According to the CBC, the rule reads: "Instruments not permitted for street performance: percussive instruments and bagpipes." Tambourines, bongos and drums also fall into that category, which would imply the hippie-filled west coast city will somehow try to prevent drum circles, too.
Officials in the city's engineering department said noise concerns were the reason for those particular instruments being banned.
Meanwhile, Simon Fraser University Pipe Band pipe sergeant Jack Lee said the ban is "so short-sighted." "They are one of the greatest and oldest instruments in the world. Anyway, bagpipes are not really that loud. When my next-door neighbour starts his lawnmower, it's far louder than I would be if I blew my bagpipes up."

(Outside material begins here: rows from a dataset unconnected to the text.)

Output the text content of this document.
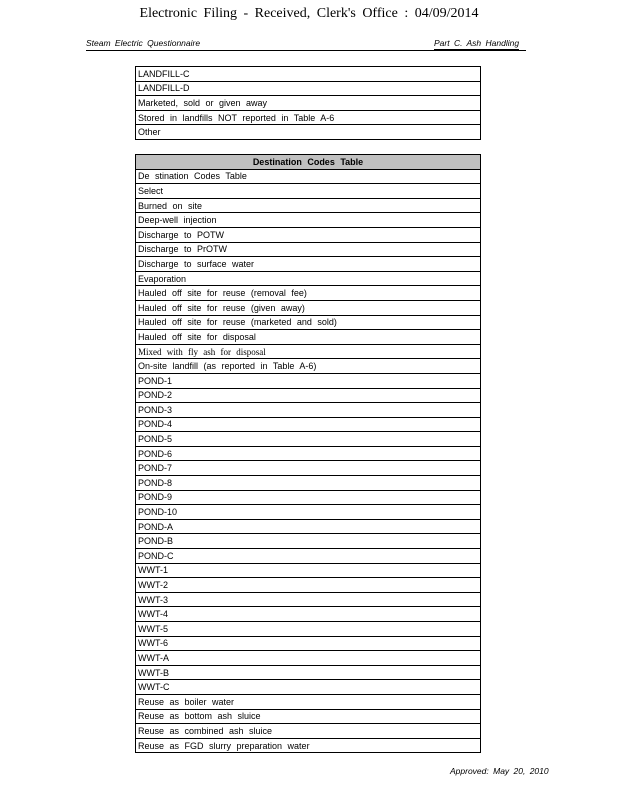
Electronic Filing - Received, Clerk's Office : 04/09/2014
Steam Electric Questionnaire	Part C. Ash Handling
LANDFILL-C
LANDFILL-D
Marketed, sold or given away
Stored in landfills NOT reported in Table A-6
Other
Destination Codes Table
De stination Codes Table
Select
Burned on site
Deep-well injection
Discharge to POTW
Discharge to PrOTW
Discharge to surface water
Evaporation
Hauled off site for reuse (removal fee)
Hauled off site for reuse (given away)
Hauled off site for reuse (marketed and sold)
Hauled off site for disposal
Mixed with fly ash for disposal
On-site landfill (as reported in Table A-6)
POND-1
POND-2
POND-3
POND-4
POND-5
POND-6
POND-7
POND-8
POND-9
POND-10
POND-A
POND-B
POND-C
WWT-1
WWT-2
WWT-3
WWT-4
WWT-5
WWT-6
WWT-A
WWT-B
WWT-C
Reuse as boiler water
Reuse as bottom ash sluice
Reuse as combined ash sluice
Reuse as FGD slurry preparation water
Approved: May 20, 2010
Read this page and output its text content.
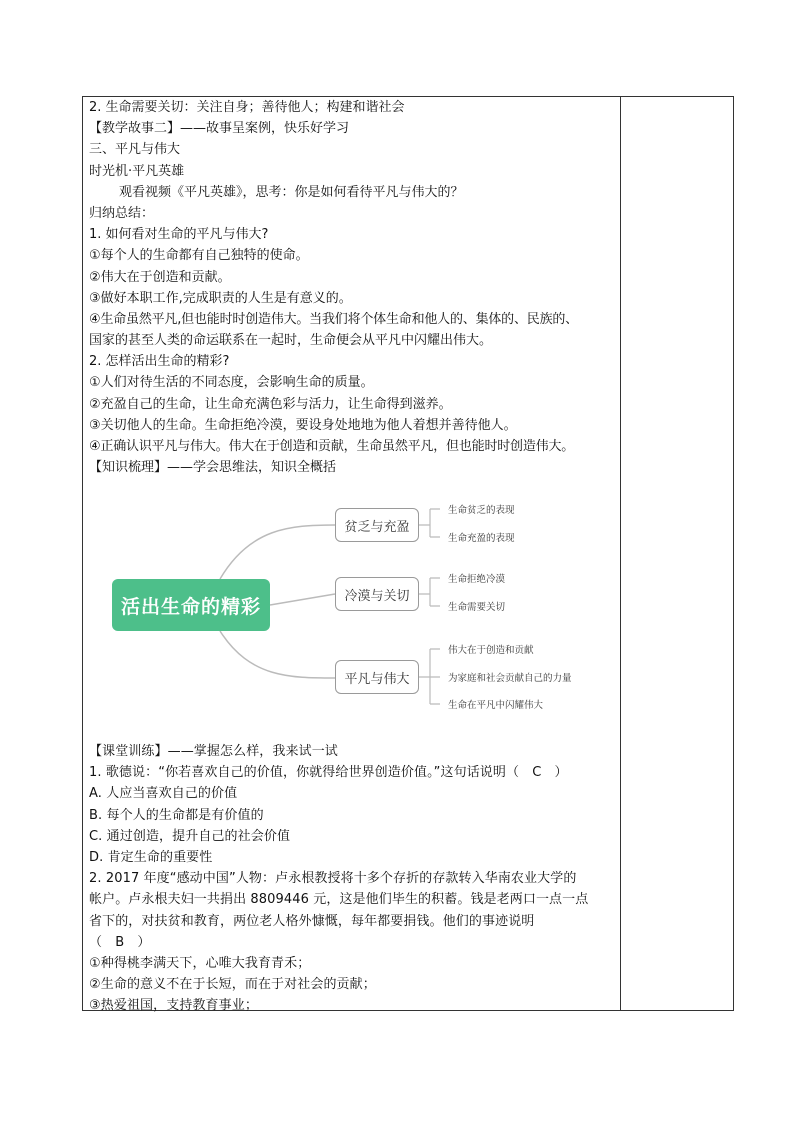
2. 生命需要关切：关注自身；善待他人；构建和谐社会
【教学故事二】——故事呈案例，快乐好学习
三、平凡与伟大
时光机·平凡英雄
观看视频《平凡英雄》，思考：你是如何看待平凡与伟大的？
归纳总结：
1. 如何看对生命的平凡与伟大?
①每个人的生命都有自己独特的使命。
②伟大在于创造和贡献。
③做好本职工作,完成职责的人生是有意义的。
④生命虽然平凡,但也能时时创造伟大。当我们将个体生命和他人的、集体的、民族的、
国家的甚至人类的命运联系在一起时，生命便会从平凡中闪耀出伟大。
2. 怎样活出生命的精彩?
①人们对待生活的不同态度，会影响生命的质量。
②充盈自己的生命，让生命充满色彩与活力，让生命得到滋养。
③关切他人的生命。生命拒绝冷漠，要设身处地地为他人着想并善待他人。
④正确认识平凡与伟大。伟大在于创造和贡献，生命虽然平凡，但也能时时创造伟大。
【知识梳理】——学会思维法，知识全概括
活出生命的精彩
贫乏与充盈
冷漠与关切
平凡与伟大
生命贫乏的表现
生命充盈的表现
生命拒绝冷漠
生命需要关切
伟大在于创造和贡献
为家庭和社会贡献自己的力量
生命在平凡中闪耀伟大
【课堂训练】——掌握怎么样，我来试一试
1. 歌德说：“你若喜欢自己的价值，你就得给世界创造价值。”这句话说明（　C　）
A. 人应当喜欢自己的价值
B. 每个人的生命都是有价值的
C. 通过创造，提升自己的社会价值
D. 肯定生命的重要性
2. 2017 年度“感动中国”人物：卢永根教授将十多个存折的存款转入华南农业大学的
帐户。卢永根夫妇一共捐出 8809446 元，这是他们毕生的积蓄。钱是老两口一点一点
省下的，对扶贫和教育，两位老人格外慷慨，每年都要捐钱。他们的事迹说明
（　B　）
①种得桃李满天下，心唯大我育青禾；
②生命的意义不在于长短，而在于对社会的贡献；
③热爱祖国，支持教育事业；
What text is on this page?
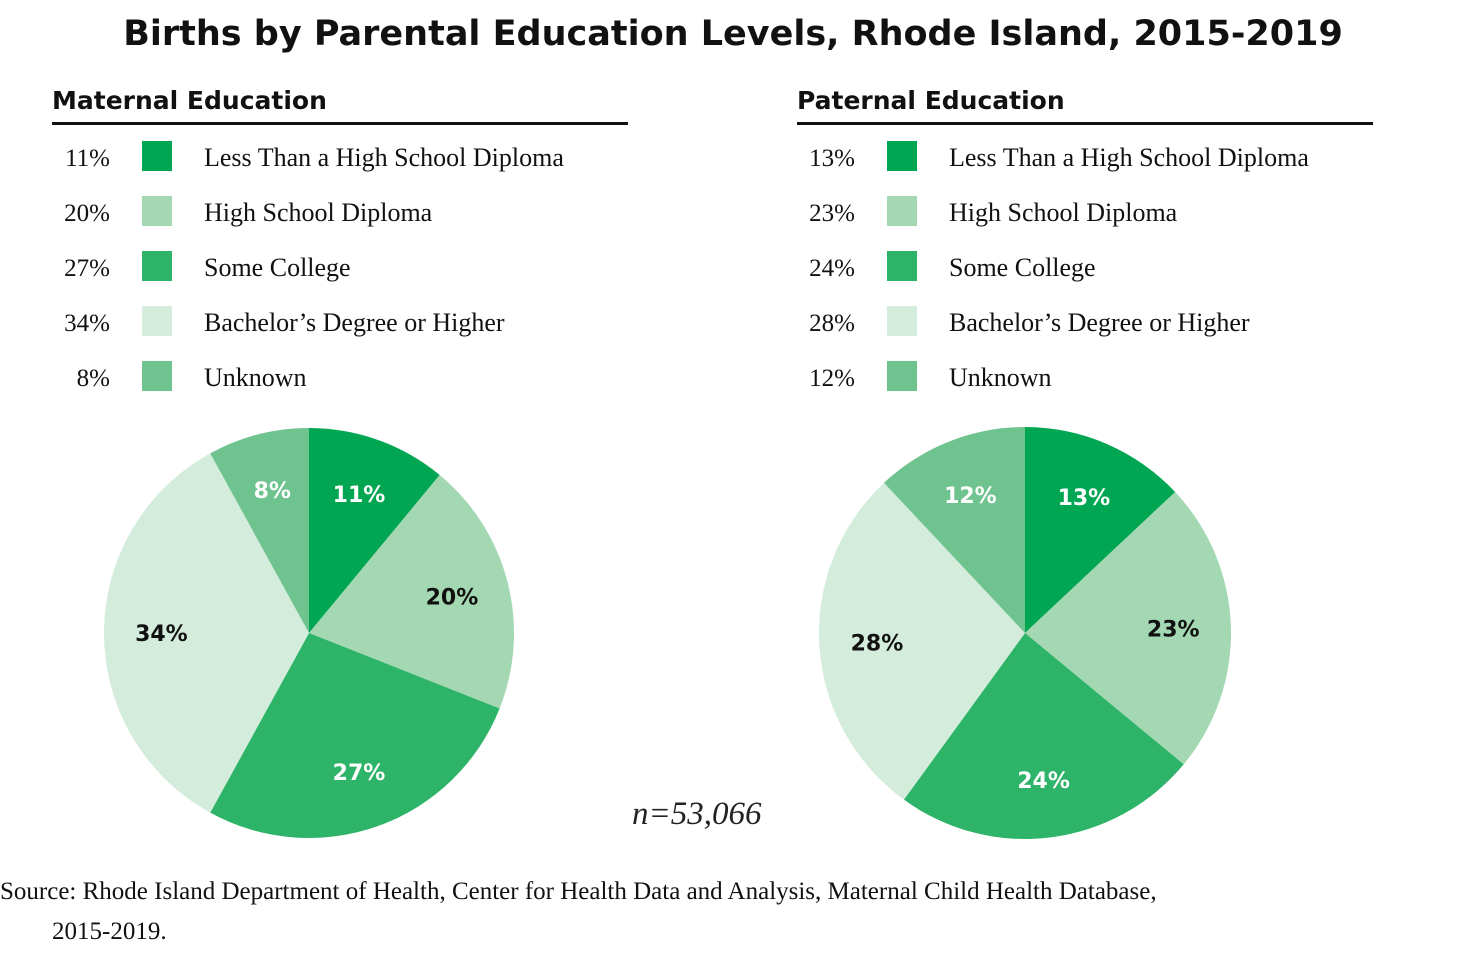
Births by Parental Education Levels, Rhode Island, 2015-2019
Maternal Education
11%	Less Than a High School Diploma
20%	High School Diploma
27%	Some College
34%	Bachelor’s Degree or Higher
8%	Unknown
Paternal Education
13%	Less Than a High School Diploma
23%	High School Diploma
24%	Some College
28%	Bachelor’s Degree or Higher
12%	Unknown
11%
20%
27%
34%
8%	13%
23%
24%
28%
12%
n=53,066
Source: Rhode Island Department of Health, Center for Health Data and Analysis, Maternal Child Health Database,
2015-2019.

Both Banta and MacNeil have one prominent Vancouverite in their corner in Mayor Gregor Roberston.
"My first reaction is that a complete ban on bagpipes and percussion instruments across the city is ridiculous and culturally insensitive," Robertson said, adding that buskers play a "very important role" in the city's downtown and will ask city staff to review the subject. "The clans won't stand for it."
Oddly enough, there is precedence for the ban. In 1943, city police arrested a busker for playing the bagpipes which left him in jail for six months. A court ruling eventually released him and he ended up with $150 in compensation.